The Novice Teen Driver Education and Training Administrative Standards (NTDETAS) represent the best efforts of professionals from a wide spectrum of interests to provide guidance that will enhance both the uniformity and professionalism of driver education across the nation. The standards serve to guide all novice teen driver education and training programs in the United States striving to provide consistent, high-quality driver education and training.
These standards were created to serve as an anchor for state policies for driver education and training with the following understandings:
- The goal of driver education and training is to transfer knowledge, develop skills, and enhance the disposition of the teen, so he/she can perform as a safe and competent driver, thereby contributing to the reduction of crashes, fatalities, and injuries.
- Driver education and training should be an integral part of the GDL system.
- Driver development should be a lifelong learning process.
- Driver education and training should be a phased education process.
- Driver education and training standards should help an organization be successful in administering and/or providing quality and uniform driver education and training, consistent with the latest advances in methodology, subject matter, and technology.

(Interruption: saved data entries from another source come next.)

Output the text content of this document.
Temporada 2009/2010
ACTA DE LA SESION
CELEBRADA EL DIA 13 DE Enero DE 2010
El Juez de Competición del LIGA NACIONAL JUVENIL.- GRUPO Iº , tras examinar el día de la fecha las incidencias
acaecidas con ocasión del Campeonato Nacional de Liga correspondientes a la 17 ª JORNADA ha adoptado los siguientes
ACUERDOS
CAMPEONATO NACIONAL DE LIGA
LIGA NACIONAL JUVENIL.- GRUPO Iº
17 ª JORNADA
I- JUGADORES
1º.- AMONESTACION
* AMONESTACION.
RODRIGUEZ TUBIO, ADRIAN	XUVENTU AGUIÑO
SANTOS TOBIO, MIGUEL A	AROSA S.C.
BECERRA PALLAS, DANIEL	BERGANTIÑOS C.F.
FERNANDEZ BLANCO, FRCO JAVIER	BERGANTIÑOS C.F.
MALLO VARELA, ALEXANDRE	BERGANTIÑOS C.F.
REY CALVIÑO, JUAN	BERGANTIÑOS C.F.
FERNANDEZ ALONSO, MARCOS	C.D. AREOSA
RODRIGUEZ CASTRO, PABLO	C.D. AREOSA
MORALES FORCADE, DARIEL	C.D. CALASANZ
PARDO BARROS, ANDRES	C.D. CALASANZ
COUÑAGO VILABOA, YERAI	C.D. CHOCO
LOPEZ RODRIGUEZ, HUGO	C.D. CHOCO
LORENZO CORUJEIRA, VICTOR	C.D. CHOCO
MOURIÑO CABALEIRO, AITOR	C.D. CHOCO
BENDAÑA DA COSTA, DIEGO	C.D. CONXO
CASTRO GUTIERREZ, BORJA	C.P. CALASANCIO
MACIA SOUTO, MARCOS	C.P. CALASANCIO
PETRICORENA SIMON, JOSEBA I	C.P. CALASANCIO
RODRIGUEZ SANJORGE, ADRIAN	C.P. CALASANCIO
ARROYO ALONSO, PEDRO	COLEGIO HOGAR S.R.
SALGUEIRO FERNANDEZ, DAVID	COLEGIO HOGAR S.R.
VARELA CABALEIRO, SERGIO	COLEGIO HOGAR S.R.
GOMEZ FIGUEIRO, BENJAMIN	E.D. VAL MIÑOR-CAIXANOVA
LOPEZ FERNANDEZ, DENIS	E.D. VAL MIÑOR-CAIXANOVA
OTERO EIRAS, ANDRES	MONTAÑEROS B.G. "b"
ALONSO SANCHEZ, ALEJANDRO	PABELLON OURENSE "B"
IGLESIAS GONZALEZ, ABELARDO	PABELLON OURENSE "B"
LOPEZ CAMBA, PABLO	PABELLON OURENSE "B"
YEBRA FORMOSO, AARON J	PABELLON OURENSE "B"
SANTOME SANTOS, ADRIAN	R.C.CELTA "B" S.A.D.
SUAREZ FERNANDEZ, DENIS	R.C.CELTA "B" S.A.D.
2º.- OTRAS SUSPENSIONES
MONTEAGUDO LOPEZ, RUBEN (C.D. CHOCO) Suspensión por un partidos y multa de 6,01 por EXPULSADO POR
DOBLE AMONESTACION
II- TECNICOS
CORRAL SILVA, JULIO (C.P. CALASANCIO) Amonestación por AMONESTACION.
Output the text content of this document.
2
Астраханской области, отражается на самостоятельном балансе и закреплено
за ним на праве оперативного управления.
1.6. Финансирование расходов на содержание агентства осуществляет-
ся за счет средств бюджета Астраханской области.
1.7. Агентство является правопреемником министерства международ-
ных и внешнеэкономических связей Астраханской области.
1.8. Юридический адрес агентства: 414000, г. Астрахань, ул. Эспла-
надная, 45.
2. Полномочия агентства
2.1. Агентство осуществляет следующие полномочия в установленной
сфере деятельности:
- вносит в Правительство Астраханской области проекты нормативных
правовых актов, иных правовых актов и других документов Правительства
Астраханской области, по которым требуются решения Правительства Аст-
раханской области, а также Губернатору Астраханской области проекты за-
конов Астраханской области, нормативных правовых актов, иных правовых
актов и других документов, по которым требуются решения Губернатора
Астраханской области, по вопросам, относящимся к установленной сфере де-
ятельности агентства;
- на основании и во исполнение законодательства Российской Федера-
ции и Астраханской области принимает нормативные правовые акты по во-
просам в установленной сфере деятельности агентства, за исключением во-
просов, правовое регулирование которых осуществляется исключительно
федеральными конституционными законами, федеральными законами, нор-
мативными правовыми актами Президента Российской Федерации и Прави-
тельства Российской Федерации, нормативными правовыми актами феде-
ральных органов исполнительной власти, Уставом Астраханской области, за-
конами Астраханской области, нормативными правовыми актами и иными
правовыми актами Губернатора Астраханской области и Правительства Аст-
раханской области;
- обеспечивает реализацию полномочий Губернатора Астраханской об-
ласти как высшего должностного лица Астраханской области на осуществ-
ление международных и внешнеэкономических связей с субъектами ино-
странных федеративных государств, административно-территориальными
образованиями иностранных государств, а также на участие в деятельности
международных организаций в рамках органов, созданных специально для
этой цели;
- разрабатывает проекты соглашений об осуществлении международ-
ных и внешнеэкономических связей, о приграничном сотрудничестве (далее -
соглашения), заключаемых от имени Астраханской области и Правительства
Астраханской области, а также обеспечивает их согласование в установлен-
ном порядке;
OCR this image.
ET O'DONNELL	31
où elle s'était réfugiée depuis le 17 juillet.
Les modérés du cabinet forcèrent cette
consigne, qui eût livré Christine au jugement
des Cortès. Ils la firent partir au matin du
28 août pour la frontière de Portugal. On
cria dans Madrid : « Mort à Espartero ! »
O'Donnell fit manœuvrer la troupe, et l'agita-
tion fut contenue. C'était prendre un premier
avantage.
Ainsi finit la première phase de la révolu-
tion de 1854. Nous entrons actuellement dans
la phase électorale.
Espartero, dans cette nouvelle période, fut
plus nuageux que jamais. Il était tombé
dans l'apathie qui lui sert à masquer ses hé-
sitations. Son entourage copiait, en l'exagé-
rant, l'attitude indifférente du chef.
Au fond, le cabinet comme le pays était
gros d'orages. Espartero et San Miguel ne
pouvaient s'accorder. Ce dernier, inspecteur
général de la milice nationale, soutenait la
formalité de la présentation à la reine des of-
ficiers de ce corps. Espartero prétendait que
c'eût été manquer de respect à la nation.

- Any standard promulgated for driver education and training must be supported by a communication strategy for all stakeholders.
These administrative standards complete a set of three (3) guidance documents that will assist states in planning and implementing effective driver education systems. Together with the model curriculum developed by the National Highway Traffic Safety Administration (NHTSA) and the American Driver and Traffic Safety Education Association (ADTSEA) in 2012 along with the National Model Curriculum Standards introduced by the two organizations in 2006, these new administrative standards provide a comprehensive framework for state driver education systems. The framework follows a professional educational approach, allowing flexibility for local conditions and efficiency for periodic technical updates while promoting consistency and quality assurance across programs and among states.